Deep in the Lehigh Valley live the Bonshaks, a family whose name comes up often in conversations about muscle, hustle and heart.
There’s Erin, ’14, Matt, ’17, and Ryan, ’18, all Lehigh student-athletes. Youngest daughter Cara is set to play field hockey at Michigan State University and an oldest son, Ryuta, plays baseball at Bloomsburg University.
The Bonshak household has a saying: “Do your best and the rest will take care of itself.”
Matt Bonshak put the motto to the test this past year when he made an unprecedented transition from Lehigh baseball player to Lehigh wrestler.
In the fall of his sophomore year, the outfielder returned to Lehigh ready to play baseball with his younger brother Ryan Bonshak, who had just begun at Lehigh as a catcher for the team.

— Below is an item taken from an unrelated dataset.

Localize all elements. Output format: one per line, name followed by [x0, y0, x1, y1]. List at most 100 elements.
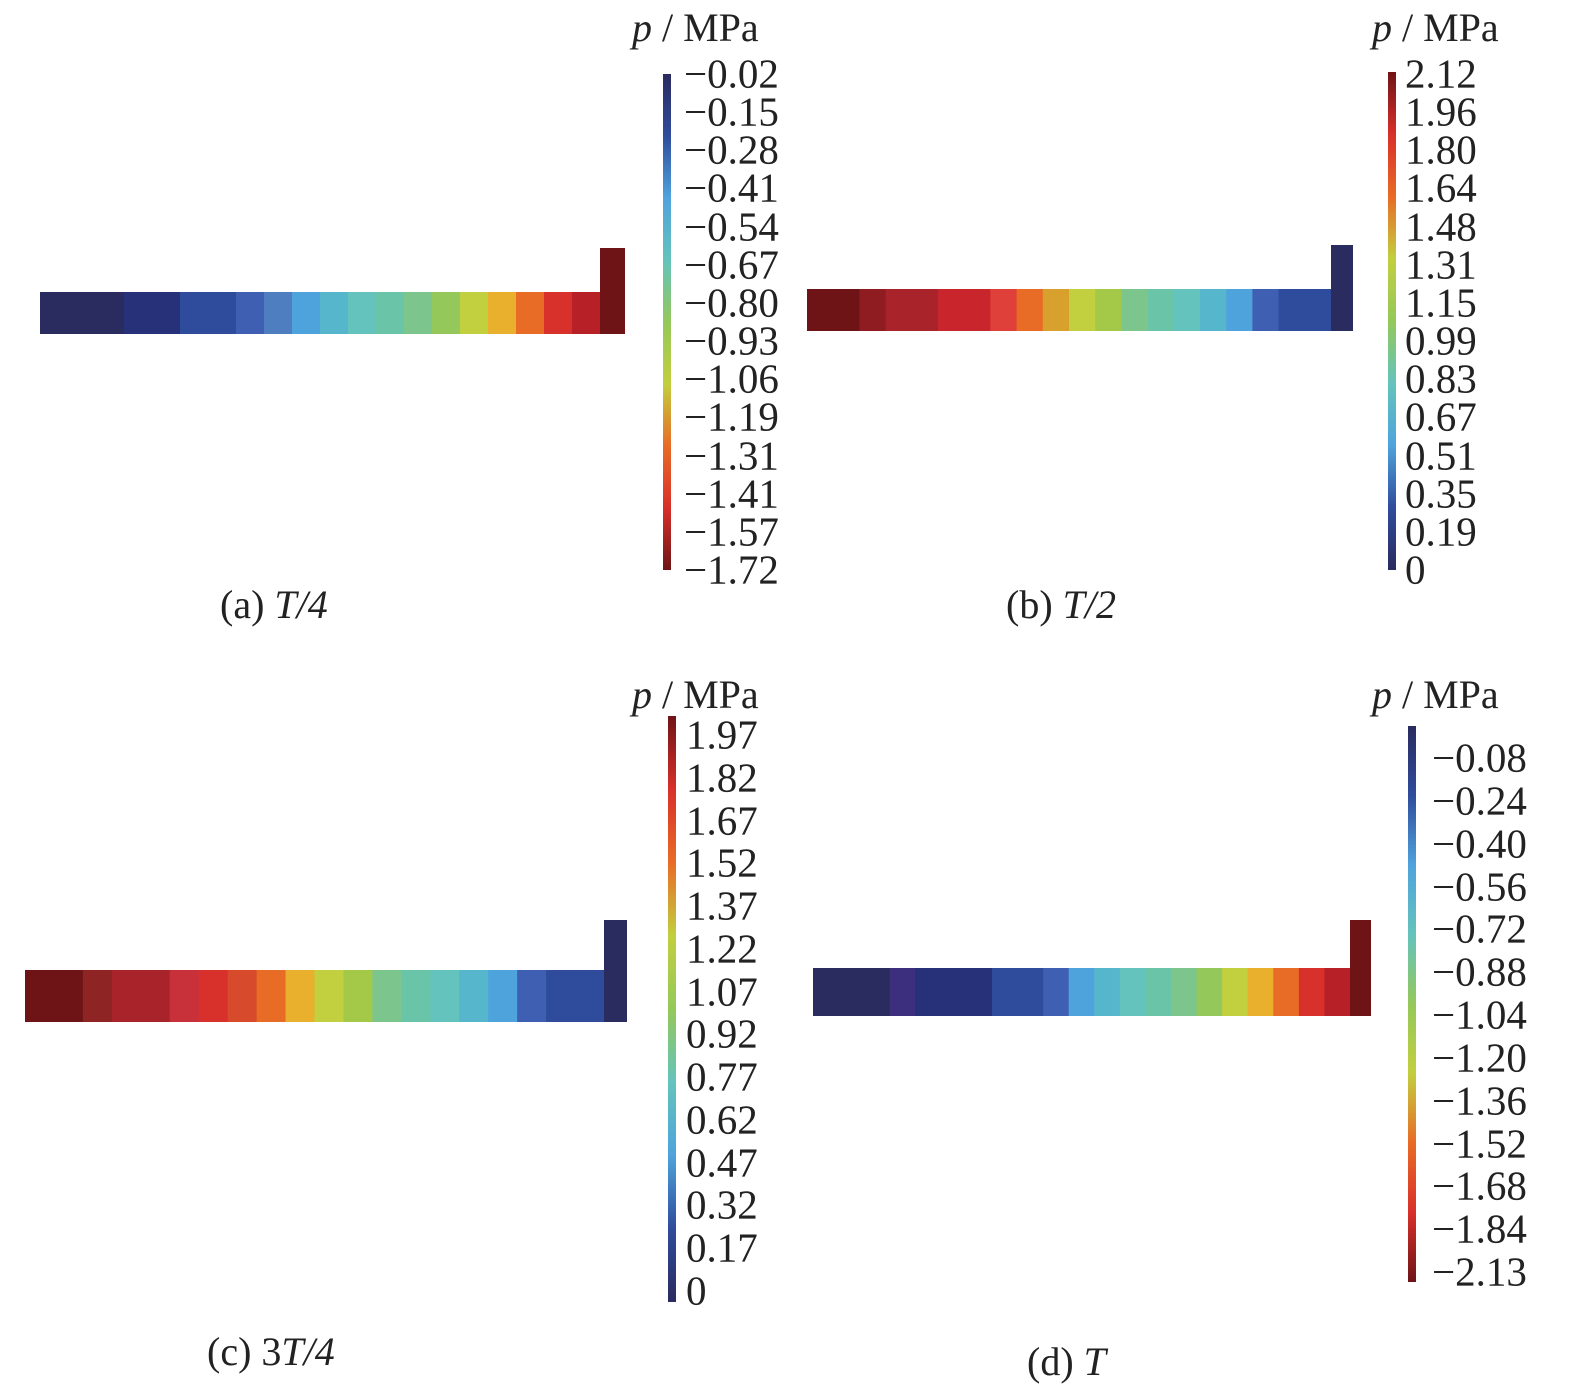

“When I first came in I thought, ‘Oh this is the greatest thing in the world, I’m playing with my brother. It’s just like our childhood,’” Ryan Bonshak said.
But first came tryouts, a requirement for every player, every year. Nothing was a guarantee for Matt Bonshak, who had been a walk-on and saw action in only two games his freshman season. When the days of sun and sweat commenced, Matt Bonshak was not one of the 35 names listed on the roster.
The brothers, who were once co-captains in high school at Whitehall, would never play baseball together again.
For the other players that were cut, this was the end of their Lehigh Athletics career. It could have easily have been the end for Matt Bonshak as well.
But it wasn’t.
Baseball coach Sean Leary pulled him aside and said an opportunity with the wrestling program might be on the horizon for him. Two weeks later his phone rang with an offer to walk-on for the team.
This wasn’t the first time Matt Bonshak found himself on wrestling coach Pat Santoro’s radar.
Santoro had his eye on Bonshak back at Whitehall where he was an award-winning wrestler and three-sport varsity athlete.
“We watched him and knew he was a talented wrestler,” said Santoro. “But we also knew he wanted to play baseball, so we backed off.”
Standing at 5 feet 8 inches and 157 pounds, Matt Bonshak said he now realizes his body is better suited for wrestling than baseball. Santoro agreed. But he also knew that Matt Bonshak was a man worth recruiting not just for his physicality but for his character.
He belongs to the Student Athlete Council and C.O.A.C.H., a community service program. He invests himself in his civil engineering courses, his nose often buried in a book. And when his jokes elicit laughter, he shakes his head and says, “You’ve got to meet my brother. He’s the funny one.”
“Every day he walks in the room with a smile on his face and kind of lifts everyone up,” Santoro said. “He’s a pretty special kid. It’s in his fiber and his DNA.”
But Matt Bonshak wasn’t sure that he wanted to dive back into the dizzying tango of student and athlete. Wrestling had added dietary and training demands that would only increase his life’s already accelerated tempo.
He weighed the options with his family and sought counsel from friends on the baseball and wrestling team. At the end though, the advice all boiled down to the same answer.
“They said you have to do what’s going to make you happy in four years,” Matt Bonshak said.
A few days later, Santoro’s phone rang.
“Yes, I’m all in,” Matt Bonshak said from the other end.
And since then, Santoro said, he has been all in.
The coaching staff worked him into drills and practices slowly. He learned to change his eating and workout habits and built relationships with his teammates. He adjusted his lifestyle to include both his baseball past and his wrestling future, visiting the baseball diamond in the spring.
He finished with a 4-5 record after competing in Wilkes Open, Shorty Hitchcock Classic and Edinboro Open last season. Santoro expects to see solid performances from him this season now that he has a year of college wrestling under his belt.
Matt Bonshak doesn’t come in with expectations for himself though.
“As long as I’m trying to do the right things and be the best person I can be, I think the rest will take care of itself,” he said. “And that’s all that I can ask for.”